The diffusion equation is the most well-behaved partial differential equation in physics — until you try to make it relativistic. Apply a Lorentz boost and the equation develops exponential instabilities. Solutions that decay in the rest frame grow without bound in the moving frame. The initial-value problem becomes ill-posed. This isn't a technicality. It means that Fick's law of diffusion, which works perfectly well in a lab, is fundamentally incompatible with special relativity as a standalone equation.
The problem has been known for decades. The usual resolution is to replace the diffusion equation with something more complicated — a hyperbolic equation, a telegrapher's equation, something that propagates signals at finite speed. These replacements work mathematically but feel like admissions of defeat. The diffusion equation is simple and correct in its domain. The question is whether it can be saved.
Gavassino (2602.21254) saves it by embedding it.
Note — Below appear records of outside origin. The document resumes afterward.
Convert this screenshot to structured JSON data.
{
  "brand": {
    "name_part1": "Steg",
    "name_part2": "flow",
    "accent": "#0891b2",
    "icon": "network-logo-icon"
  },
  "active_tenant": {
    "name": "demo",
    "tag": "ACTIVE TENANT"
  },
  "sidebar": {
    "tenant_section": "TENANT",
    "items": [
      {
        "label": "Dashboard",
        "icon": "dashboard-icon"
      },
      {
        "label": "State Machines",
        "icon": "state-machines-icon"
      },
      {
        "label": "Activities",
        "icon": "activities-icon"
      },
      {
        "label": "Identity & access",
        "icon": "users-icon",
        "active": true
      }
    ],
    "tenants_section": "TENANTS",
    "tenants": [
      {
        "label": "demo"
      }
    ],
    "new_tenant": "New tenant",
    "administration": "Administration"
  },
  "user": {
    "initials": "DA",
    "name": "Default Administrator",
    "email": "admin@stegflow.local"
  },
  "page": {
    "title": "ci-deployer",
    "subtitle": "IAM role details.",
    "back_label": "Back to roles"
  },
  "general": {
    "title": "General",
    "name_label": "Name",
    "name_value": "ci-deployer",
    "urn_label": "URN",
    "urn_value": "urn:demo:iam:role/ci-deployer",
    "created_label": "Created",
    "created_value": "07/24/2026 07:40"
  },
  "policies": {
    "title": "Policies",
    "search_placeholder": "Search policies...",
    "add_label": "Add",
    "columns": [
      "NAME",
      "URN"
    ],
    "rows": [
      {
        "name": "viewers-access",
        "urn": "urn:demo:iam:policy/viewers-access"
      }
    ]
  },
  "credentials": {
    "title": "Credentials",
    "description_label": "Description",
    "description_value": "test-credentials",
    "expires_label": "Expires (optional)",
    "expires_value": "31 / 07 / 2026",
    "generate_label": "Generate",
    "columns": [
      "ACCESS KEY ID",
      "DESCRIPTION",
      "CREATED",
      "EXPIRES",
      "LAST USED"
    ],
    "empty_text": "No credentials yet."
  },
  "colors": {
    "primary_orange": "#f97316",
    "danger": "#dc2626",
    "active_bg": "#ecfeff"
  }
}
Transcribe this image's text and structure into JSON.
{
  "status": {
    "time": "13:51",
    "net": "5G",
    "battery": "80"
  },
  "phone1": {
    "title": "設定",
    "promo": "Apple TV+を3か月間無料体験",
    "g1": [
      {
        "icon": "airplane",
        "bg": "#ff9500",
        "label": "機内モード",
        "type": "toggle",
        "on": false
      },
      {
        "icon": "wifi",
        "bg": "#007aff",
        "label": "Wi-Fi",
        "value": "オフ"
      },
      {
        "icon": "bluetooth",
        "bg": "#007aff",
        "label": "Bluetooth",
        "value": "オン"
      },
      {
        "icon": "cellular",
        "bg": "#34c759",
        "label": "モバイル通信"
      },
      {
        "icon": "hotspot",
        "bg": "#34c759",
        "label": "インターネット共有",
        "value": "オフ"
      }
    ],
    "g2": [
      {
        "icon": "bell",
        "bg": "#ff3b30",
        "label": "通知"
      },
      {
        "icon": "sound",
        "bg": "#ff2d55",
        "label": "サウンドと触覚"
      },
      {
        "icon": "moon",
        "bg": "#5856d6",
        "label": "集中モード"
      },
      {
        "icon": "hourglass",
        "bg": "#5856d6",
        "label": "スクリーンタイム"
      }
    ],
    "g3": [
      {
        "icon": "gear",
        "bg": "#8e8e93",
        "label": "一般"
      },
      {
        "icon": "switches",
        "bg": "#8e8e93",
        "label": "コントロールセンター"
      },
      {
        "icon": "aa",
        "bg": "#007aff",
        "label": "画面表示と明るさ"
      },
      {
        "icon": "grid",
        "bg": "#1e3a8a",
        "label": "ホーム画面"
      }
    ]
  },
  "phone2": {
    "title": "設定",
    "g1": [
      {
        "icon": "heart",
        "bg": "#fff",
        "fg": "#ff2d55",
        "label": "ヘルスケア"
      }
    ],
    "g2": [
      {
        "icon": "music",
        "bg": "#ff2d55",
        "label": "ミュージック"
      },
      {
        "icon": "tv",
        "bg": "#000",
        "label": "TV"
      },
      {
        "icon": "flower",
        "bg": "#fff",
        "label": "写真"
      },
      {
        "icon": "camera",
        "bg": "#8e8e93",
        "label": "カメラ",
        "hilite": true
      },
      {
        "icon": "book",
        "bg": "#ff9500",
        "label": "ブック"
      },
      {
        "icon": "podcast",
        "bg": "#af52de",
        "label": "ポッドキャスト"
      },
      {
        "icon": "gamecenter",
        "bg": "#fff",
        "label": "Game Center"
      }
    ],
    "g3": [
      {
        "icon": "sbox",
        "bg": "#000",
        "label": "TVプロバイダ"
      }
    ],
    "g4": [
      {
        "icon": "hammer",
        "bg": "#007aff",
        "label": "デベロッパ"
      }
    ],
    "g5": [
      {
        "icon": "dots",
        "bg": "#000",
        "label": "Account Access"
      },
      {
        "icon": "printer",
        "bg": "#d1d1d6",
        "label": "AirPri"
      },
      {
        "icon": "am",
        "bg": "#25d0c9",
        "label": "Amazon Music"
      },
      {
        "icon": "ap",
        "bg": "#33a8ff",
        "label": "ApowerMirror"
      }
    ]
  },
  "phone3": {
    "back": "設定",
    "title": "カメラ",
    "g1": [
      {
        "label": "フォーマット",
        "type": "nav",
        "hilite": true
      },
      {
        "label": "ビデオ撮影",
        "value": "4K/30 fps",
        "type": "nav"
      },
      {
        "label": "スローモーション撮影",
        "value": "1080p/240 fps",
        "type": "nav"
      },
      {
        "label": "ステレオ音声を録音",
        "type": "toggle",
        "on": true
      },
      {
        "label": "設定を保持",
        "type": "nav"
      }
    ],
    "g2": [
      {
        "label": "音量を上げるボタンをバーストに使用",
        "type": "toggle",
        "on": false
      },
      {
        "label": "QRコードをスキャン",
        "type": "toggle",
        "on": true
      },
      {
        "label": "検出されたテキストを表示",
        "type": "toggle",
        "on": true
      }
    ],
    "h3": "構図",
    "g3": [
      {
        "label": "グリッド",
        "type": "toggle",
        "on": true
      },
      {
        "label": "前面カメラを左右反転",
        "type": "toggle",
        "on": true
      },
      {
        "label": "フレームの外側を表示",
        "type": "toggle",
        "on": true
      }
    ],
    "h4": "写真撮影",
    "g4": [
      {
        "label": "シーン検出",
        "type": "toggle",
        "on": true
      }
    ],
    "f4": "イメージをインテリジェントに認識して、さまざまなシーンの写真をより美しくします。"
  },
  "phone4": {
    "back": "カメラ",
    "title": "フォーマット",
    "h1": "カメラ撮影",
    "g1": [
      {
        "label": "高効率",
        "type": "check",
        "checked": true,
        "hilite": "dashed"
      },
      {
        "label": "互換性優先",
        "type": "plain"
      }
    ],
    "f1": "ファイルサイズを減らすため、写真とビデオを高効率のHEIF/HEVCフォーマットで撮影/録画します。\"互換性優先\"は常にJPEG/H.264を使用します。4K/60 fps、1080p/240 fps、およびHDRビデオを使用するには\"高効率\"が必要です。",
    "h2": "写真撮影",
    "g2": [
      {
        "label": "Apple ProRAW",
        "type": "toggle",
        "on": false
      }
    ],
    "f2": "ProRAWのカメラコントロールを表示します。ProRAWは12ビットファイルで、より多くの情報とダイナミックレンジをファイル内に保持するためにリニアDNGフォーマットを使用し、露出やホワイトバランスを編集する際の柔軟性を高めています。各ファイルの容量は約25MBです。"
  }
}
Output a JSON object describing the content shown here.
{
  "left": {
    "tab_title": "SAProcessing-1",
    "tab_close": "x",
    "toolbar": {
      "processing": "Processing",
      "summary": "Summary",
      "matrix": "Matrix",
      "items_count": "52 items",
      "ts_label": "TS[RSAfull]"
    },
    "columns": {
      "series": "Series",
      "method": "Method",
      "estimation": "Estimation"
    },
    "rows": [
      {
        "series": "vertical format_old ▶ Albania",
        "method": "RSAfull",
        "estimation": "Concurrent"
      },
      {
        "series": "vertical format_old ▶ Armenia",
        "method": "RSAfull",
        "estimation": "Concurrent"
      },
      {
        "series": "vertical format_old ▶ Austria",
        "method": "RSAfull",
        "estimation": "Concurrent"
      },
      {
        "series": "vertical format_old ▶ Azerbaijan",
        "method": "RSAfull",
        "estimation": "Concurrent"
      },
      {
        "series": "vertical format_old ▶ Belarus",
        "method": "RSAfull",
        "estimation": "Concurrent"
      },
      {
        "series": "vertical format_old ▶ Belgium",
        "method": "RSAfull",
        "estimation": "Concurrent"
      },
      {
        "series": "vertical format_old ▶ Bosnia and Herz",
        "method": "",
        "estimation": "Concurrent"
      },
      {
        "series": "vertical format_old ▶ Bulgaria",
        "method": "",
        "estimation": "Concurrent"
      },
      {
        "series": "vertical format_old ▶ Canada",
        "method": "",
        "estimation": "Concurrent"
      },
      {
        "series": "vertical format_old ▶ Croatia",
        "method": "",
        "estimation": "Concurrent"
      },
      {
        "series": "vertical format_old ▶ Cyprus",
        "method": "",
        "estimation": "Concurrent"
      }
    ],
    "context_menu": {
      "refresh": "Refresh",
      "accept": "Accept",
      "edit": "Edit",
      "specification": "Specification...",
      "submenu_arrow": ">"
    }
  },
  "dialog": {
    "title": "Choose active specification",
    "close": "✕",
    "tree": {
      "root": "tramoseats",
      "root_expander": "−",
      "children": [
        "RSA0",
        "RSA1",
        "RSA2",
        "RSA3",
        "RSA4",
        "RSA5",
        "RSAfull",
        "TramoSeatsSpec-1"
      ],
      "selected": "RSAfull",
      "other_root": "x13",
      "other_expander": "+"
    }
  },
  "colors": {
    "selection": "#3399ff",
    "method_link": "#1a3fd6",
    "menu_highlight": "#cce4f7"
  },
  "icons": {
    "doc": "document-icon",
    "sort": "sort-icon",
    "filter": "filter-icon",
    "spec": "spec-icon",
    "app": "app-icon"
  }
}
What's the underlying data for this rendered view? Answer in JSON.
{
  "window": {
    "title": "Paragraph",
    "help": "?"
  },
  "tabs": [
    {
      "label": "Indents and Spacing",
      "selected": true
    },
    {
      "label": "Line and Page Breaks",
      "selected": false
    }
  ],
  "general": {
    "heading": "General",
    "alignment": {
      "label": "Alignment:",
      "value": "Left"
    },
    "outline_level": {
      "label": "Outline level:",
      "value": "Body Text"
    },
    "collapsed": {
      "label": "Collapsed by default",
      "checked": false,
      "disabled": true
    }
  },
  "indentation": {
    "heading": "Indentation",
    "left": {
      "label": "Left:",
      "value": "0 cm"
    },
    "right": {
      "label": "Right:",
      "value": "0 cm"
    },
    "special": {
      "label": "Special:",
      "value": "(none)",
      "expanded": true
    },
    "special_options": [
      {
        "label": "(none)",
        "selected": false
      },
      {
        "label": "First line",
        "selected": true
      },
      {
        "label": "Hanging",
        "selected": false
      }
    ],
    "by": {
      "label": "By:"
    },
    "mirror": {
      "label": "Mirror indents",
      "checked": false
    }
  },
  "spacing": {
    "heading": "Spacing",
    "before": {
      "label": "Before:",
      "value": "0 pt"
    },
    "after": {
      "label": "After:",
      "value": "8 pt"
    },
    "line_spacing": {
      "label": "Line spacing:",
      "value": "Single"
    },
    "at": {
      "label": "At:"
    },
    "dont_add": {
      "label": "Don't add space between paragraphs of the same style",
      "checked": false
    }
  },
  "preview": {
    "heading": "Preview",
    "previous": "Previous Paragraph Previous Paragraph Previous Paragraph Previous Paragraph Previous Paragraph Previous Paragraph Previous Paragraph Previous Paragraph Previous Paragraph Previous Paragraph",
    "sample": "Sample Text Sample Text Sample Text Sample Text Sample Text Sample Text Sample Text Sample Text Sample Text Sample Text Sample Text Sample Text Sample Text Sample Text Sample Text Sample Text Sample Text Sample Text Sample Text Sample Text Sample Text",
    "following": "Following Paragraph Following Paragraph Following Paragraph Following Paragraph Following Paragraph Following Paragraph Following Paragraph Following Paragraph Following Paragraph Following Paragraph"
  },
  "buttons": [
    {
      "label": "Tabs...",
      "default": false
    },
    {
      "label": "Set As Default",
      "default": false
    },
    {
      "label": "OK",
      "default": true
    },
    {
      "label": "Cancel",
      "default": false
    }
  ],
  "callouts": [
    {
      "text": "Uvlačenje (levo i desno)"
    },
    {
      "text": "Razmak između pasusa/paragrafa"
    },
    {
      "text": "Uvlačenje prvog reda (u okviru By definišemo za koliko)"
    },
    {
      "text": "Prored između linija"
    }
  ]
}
Diffusion is not a fundamental equation — it's the hydrodynamic sector of a deeper kinetic theory. Specifically, Fick-type diffusion arises exactly from the relativistic Fokker-Planck equation in the long-wavelength limit. The kinetic theory is relativistically well-posed. The diffusion equation is its low-energy projection. The instabilities appear when you boost the projection without boosting the full theory.
The fix is to formulate the initial-value problem within the space of density profiles that admit a kinetic-theory realization. Not every density profile does — only those that can be the hydrodynamic projection of a well-behaved distribution function. These turn out to be band-limited functions. The ultraviolet modes that cause the instabilities are precisely the modes that have no kinetic realization. They are mathematical ghosts — solutions of the diffusion equation that don't correspond to any physical state.
Within this restricted space, the evolution is well-posed both forward and backward in time. Gavassino obtains a closed-form Green function — a Shannon-Whittaker-type kernel defined on the full Minkowski plane. The diffusion equation, properly embedded, doesn't just survive the Lorentz boost. It becomes time-reversible within its physical domain.
The Shannon-Whittaker connection is deep. Band-limited functions are exactly the functions that can be reconstructed from discrete samples — the sampling theorem of signal processing. So the physical initial conditions for boosted diffusion are precisely those that can be specified by their values at a discrete lattice of points. The resolution of the lattice is set by the kinetic theory, not by the diffusion equation. The macroscopic equation inherits a microscopic length scale through its embedding.
This is a case study in the relationship between effective theories and their parent theories. The diffusion equation is an effective theory — valid in a limited regime, derived by discarding microscopic details. In its own regime, it's exact. But it lacks the information needed to define its own boundaries. The instabilities under boosting are what happens when you push an effective theory past its domain without knowing where the domain ends. The parent theory (kinetic theory) knows the boundary because it contains the microscopic information. The embedding doesn't add physics to the diffusion equation — it adds the information about what the diffusion equation is allowed to say.
The backward-in-time well-posedness is the most surprising consequence. Ordinary diffusion is irreversible — entropy increases, information is lost, you can't unmix the dye. But this irreversibility is a property of the full space of initial conditions. Restricted to band-limited functions, the evolution is invertible. The irreversibility comes not from the dynamics but from the mismatch between the mathematical space (all functions) and the physical space (band-limited functions). Physics is reversible. The irreversibility is in the description, not the world.